Wednesday, November 07, 2012

Google's North American legal issues repeated internationally

Google's legal interactions with American newspapers are well documented; many newspaper believed that Google's link display with headlines and a short summary actually hurt them as people viewed Google's list of links as a summary of the news and deterred readers from actually clicking on the links to view the newspapers' content. Reality dissolved this legal battle, though, as American publishers realized that not being included in Google's outputs would actually be worse than any possible disincentive and thus the case was dropped. But the fight now continues internationally in Brazil, France and Germany (to the largest extent in Brazil, where ~150 newspapers there have pulled themselves from Google's newstream, including some of the largest papers in the market). The same arguments that American newspapers made -- that of "ancillary copyright infringement" through the headlines and summary sentences shown in the links -- are picking up new steam (they argue that google should pay to use titles/sentences from content). What would happen to Google in the US if courts in some of these international countries (who have stronger copyright protections than the US) actually made them pay for this content -- would fair use arguments in the US be revisited?

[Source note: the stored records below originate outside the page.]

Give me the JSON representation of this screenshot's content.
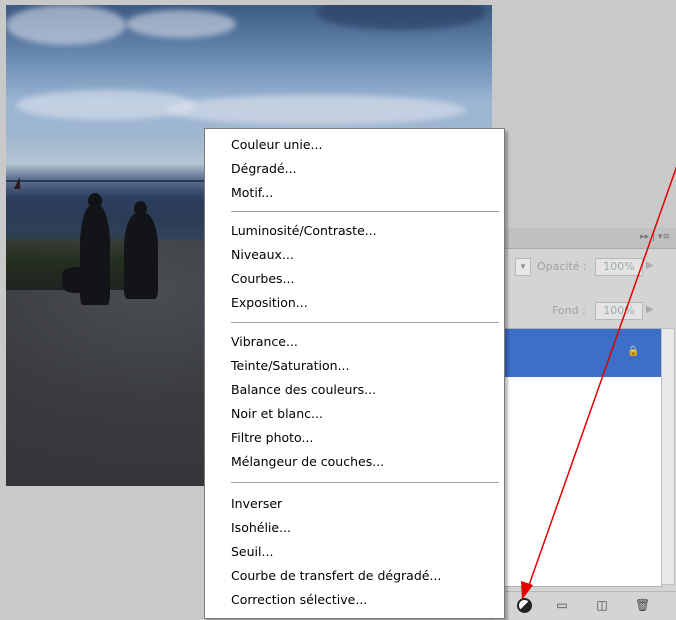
{
  "menu": {
    "group1": [
      "Couleur unie...",
      "Dégradé...",
      "Motif..."
    ],
    "group2": [
      "Luminosité/Contraste...",
      "Niveaux...",
      "Courbes...",
      "Exposition..."
    ],
    "group3": [
      "Vibrance...",
      "Teinte/Saturation...",
      "Balance des couleurs...",
      "Noir et blanc...",
      "Filtre photo...",
      "Mélangeur de couches..."
    ],
    "group4": [
      "Inverser",
      "Isohélie...",
      "Seuil...",
      "Courbe de transfert de dégradé...",
      "Correction sélective..."
    ]
  },
  "layers_panel": {
    "opacity_label": "Opacité :",
    "opacity_value": "100%",
    "fill_label": "Fond :",
    "fill_value": "100%",
    "header_controls": "▸▸ | ▾≡"
  },
  "colors": {
    "selection": "#3c6fc8",
    "arrow": "#e00000"
  },
  "icons": [
    "adjustment-layer-icon",
    "group-folder-icon",
    "new-layer-icon",
    "trash-icon",
    "lock-icon"
  ]
}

According to Google, its search engine delivers 4 billion clicks a month to news media outlets, 1 billion of which come from Google News -- this is an amazing amount of reader interaction and will remain the largest source of strength and leverage for Google in any market... Google's large influence remains its greatest source of comfort, but will also continue to keep it in the headlines and in the courtrooms for the foreseeable future, and make it an interesting storyline to monitor.